First although the House can send pretty much anything Republicans want to the Senate, legislative life in the Senate largely depends on the little consensus still in evidence on that side of the Capitol. Senate Banking Chairman Crapo thus has made it clear he plans to tread a consensus-built path to the floor. His problem: will other Senate Republicans agree with this go-slow approach?
Sen. Toomey (R-PA) yesterday reiterated his desire to make the CFPB and OLA disappear through the reconciliation process. Chairman Crapo in contrast said that he is thinking about financial reform early in 2018, showing no sign of weakening his opposition to doing anything out of regular order. If the Crapo strategy is bypassed by leadership – and we don’t think it will be unless the House throws some Dodd-Frank reforms into reconciliation – then consensus is over on anything having to do with financial reform because Democrats will feel ill-used by this hard-hitting floor tactic. If, though, Sen. Crapo stays in charge, then the community-bank bill could well advance.
Assuming the Senate gets this far, the next challenge comes from links between simple, sweeping community-bank reform on which squabbling is limited only to the asset-size threshold to all the other issues on the GOP reform to-do list. There had been bipartisan support for expansive regional-bank relief that eliminates systemic asset triggers or raises them to $250 billion or even Sen. Shelby’s $500 billion escape hatch. I could see some form of regional-bank relief appended to a community-bank bill, but only if this advances in isolation from pretty much everything else Republicans in the House want to do to Dodd-Frank. Eviscerating the CFPB through the reconciliation process could take one toxic issue off the table, but it’s far too early to tell if this would clear the way for regional-bank relief or only poison the waters in still more lethal fashion.
The final major reform threads are to be pulled by the Trump Administration. The first of these will be its nominations to key financial posts. If these are relatively non-controversial (as some possible nominees could prove), then political capital will not be expended on this cause; if in contrast confirmation battles are caustic, then they will be costly in terms of future consensus that will damage the prospects even for easy bills such as community-bank relief unless any such bill is paired with something Democrats somehow could come to love.
The second thread with legislative impact is what will be proposed in early June in compliance with the President’s executive order. Ring-fencing along the FHC-heavy lines we outlined a couple of weeks ago could advance largely through the regulatory process, leaving Congress only to ratify this approach and make changes supported by all but a few big banks in concert with community-bank relief.
If, though, the Treasury plan touches Dodd-Frank third rails – the CFPB most electric among them – then all negotiating bets are off.
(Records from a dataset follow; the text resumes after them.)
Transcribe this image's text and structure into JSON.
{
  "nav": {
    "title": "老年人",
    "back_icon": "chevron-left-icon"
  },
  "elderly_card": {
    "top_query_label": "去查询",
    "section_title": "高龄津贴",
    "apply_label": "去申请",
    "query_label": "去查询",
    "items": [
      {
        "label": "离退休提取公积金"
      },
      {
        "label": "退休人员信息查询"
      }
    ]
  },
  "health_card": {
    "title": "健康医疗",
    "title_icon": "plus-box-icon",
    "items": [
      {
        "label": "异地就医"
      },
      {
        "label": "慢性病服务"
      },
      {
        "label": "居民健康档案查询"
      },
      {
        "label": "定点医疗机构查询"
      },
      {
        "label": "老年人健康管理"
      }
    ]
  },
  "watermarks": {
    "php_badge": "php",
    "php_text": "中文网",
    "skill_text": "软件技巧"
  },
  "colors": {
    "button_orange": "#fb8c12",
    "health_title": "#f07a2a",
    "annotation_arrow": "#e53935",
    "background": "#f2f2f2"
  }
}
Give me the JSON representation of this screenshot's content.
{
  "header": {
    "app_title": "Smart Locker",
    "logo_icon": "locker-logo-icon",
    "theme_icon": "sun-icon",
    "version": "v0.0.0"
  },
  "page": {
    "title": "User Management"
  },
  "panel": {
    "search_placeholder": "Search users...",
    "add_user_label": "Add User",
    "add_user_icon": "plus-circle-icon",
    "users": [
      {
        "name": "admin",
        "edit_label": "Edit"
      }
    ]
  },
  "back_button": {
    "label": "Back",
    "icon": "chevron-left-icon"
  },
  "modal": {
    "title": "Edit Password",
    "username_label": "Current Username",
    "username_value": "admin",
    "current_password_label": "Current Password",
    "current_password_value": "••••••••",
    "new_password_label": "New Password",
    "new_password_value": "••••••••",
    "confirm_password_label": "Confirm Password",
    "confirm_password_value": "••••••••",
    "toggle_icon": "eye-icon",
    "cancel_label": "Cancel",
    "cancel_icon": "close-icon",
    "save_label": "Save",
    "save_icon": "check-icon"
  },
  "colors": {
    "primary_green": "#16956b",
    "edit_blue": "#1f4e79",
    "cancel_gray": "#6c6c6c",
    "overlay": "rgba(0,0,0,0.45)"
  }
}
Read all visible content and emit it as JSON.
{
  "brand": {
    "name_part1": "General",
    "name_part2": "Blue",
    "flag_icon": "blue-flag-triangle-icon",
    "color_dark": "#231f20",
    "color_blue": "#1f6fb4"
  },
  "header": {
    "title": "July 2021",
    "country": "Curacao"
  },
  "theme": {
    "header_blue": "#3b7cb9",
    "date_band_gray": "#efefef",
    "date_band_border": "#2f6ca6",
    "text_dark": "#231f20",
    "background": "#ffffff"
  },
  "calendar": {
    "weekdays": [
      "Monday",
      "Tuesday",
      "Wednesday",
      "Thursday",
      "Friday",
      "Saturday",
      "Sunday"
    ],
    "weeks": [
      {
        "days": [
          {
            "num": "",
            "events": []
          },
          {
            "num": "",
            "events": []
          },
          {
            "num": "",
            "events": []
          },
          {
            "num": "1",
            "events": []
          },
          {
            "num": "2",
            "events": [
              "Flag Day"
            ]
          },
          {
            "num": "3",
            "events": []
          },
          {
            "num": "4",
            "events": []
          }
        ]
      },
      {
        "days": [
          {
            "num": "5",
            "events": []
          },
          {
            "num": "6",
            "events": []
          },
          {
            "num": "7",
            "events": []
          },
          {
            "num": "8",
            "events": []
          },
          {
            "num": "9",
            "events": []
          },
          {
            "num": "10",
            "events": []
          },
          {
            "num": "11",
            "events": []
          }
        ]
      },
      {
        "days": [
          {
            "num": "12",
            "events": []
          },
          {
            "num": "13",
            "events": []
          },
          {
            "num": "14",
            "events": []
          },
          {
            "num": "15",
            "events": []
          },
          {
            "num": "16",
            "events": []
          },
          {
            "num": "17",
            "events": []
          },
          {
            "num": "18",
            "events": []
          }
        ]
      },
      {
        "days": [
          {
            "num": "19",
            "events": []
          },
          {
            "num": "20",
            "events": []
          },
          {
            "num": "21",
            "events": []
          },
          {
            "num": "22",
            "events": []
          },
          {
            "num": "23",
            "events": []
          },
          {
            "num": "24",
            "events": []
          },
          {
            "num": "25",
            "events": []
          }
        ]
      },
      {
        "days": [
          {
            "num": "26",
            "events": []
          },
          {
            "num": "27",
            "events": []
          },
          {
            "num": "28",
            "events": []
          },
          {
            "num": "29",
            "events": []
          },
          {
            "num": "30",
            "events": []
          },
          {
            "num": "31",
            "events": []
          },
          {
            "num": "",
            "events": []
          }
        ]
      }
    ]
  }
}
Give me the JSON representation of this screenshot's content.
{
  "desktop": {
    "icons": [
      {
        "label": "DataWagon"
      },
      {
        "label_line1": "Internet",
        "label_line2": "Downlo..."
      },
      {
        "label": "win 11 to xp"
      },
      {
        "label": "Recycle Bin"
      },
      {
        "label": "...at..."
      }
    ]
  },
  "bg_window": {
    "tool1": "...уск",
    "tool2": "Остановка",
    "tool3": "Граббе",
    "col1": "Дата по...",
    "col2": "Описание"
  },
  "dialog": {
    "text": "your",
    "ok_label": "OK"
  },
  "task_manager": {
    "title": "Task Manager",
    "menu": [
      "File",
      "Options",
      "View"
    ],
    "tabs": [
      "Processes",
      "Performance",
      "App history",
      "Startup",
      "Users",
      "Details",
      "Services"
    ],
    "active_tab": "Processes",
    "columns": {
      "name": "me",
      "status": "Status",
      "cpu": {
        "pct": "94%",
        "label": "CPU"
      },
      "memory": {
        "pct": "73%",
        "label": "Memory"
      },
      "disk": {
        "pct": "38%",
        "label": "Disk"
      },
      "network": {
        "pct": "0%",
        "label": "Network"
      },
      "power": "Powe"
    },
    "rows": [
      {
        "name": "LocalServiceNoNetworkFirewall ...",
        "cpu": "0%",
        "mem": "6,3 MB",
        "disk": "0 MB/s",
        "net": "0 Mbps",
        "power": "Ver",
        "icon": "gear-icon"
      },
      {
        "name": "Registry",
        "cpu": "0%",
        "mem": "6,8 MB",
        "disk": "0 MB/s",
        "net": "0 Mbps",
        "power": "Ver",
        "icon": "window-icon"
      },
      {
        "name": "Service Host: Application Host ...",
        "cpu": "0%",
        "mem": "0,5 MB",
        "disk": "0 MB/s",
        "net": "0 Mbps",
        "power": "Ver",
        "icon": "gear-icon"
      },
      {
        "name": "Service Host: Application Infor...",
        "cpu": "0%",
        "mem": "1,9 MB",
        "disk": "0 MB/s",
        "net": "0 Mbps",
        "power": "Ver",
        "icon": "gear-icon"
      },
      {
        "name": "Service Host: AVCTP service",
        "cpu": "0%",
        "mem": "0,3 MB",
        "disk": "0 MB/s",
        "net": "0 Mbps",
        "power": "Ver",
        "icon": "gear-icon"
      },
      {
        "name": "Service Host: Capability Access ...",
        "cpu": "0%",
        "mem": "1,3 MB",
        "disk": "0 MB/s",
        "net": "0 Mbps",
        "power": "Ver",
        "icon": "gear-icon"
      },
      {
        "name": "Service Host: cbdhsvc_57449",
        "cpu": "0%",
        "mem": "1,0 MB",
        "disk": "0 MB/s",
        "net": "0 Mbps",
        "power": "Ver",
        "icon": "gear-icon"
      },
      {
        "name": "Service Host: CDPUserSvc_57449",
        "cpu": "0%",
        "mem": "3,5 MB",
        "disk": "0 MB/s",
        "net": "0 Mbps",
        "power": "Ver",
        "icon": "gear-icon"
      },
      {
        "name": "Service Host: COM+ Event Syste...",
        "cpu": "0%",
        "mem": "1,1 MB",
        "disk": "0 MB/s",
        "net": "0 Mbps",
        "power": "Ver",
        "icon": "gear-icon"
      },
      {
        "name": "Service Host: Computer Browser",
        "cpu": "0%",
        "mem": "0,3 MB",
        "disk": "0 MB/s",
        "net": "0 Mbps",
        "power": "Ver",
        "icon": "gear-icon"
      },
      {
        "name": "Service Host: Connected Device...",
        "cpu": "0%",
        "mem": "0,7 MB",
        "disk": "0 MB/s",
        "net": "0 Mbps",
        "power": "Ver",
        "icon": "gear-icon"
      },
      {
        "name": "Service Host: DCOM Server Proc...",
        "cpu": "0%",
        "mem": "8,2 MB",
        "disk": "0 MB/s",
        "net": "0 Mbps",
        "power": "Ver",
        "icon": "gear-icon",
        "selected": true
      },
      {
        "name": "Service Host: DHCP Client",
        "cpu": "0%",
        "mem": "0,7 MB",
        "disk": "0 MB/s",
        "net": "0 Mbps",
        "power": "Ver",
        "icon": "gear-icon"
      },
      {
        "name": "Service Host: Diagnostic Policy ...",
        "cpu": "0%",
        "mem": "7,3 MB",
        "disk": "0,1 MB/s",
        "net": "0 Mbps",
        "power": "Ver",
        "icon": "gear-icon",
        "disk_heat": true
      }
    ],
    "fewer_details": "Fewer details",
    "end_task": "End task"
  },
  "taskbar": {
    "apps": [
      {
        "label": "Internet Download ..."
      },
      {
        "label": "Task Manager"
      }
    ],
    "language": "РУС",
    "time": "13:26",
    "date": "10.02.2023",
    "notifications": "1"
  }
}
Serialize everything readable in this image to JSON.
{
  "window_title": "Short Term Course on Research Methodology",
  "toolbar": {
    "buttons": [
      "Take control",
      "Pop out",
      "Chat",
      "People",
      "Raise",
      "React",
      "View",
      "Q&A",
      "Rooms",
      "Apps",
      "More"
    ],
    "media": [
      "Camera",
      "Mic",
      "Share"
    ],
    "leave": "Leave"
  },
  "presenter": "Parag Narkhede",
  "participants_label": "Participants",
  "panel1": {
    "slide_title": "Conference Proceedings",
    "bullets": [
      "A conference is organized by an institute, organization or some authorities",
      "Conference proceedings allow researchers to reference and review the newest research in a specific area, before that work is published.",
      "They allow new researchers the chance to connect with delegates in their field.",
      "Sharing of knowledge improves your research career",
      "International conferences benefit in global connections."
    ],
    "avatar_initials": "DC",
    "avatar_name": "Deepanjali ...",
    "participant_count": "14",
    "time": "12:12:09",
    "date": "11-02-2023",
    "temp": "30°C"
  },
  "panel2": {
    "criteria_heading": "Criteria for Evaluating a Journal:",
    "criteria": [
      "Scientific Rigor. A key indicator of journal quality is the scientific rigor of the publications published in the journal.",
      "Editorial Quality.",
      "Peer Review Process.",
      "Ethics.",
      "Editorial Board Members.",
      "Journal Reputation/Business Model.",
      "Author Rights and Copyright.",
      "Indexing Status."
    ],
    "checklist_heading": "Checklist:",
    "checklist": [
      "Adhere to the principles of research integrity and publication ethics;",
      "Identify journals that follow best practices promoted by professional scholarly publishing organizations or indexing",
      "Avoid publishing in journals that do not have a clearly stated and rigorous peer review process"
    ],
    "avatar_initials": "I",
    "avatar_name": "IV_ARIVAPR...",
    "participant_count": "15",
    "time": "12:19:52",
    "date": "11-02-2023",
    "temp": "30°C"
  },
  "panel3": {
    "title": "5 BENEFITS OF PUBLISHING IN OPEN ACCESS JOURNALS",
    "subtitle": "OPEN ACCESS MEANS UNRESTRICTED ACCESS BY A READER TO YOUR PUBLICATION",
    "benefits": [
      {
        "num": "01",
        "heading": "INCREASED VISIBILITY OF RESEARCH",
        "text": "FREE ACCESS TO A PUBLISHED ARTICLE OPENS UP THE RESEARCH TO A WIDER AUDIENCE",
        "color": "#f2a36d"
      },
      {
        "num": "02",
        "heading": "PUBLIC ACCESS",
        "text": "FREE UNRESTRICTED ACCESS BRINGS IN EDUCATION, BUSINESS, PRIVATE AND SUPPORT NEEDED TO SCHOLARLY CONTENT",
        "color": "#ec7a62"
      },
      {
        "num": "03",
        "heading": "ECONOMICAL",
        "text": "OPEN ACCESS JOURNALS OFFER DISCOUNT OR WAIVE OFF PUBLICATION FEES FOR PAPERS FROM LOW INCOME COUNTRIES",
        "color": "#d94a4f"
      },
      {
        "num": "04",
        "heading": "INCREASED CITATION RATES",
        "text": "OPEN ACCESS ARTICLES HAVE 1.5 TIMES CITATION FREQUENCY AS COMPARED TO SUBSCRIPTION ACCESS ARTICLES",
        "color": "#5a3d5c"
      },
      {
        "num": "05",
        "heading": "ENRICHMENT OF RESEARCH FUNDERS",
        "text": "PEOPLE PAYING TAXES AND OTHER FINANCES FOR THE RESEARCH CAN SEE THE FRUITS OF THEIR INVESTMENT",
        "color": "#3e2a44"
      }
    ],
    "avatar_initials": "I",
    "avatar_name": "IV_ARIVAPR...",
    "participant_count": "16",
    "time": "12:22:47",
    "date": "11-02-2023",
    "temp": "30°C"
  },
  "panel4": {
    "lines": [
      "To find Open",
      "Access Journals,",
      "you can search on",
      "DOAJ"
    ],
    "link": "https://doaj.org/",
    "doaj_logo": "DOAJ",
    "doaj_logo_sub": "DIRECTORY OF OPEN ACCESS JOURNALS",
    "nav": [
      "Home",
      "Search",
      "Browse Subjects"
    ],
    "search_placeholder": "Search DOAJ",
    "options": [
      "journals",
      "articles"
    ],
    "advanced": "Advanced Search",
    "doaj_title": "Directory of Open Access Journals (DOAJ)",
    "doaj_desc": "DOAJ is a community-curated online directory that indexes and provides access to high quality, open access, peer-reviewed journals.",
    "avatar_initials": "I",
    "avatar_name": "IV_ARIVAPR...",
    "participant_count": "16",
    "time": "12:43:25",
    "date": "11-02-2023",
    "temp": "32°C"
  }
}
And, if the Trump Administration not only proposes to electrocute Dodd-Frank provisions that Democrats hold near and dear and also means what it says, this will expend costly political capital in another high-profile, base-cementing battle likely to result in nothing but more blood on the political floor, blood spilled by community banks along with the rest of the financial-services industry.
At the end of this very long, hard, and often-gruesome process, community-bank relief could rise again – as is already clear, everyone on Capitol Hill wants it. The tricky bit will not be setting the asset-size threshold or even essentially carving community banks out of Dodd-Frank. The really hard parts come from the overall process in Congress – already breaking down – and all the other financial-reform initiatives in which community-bank relief could quickly be ensnared.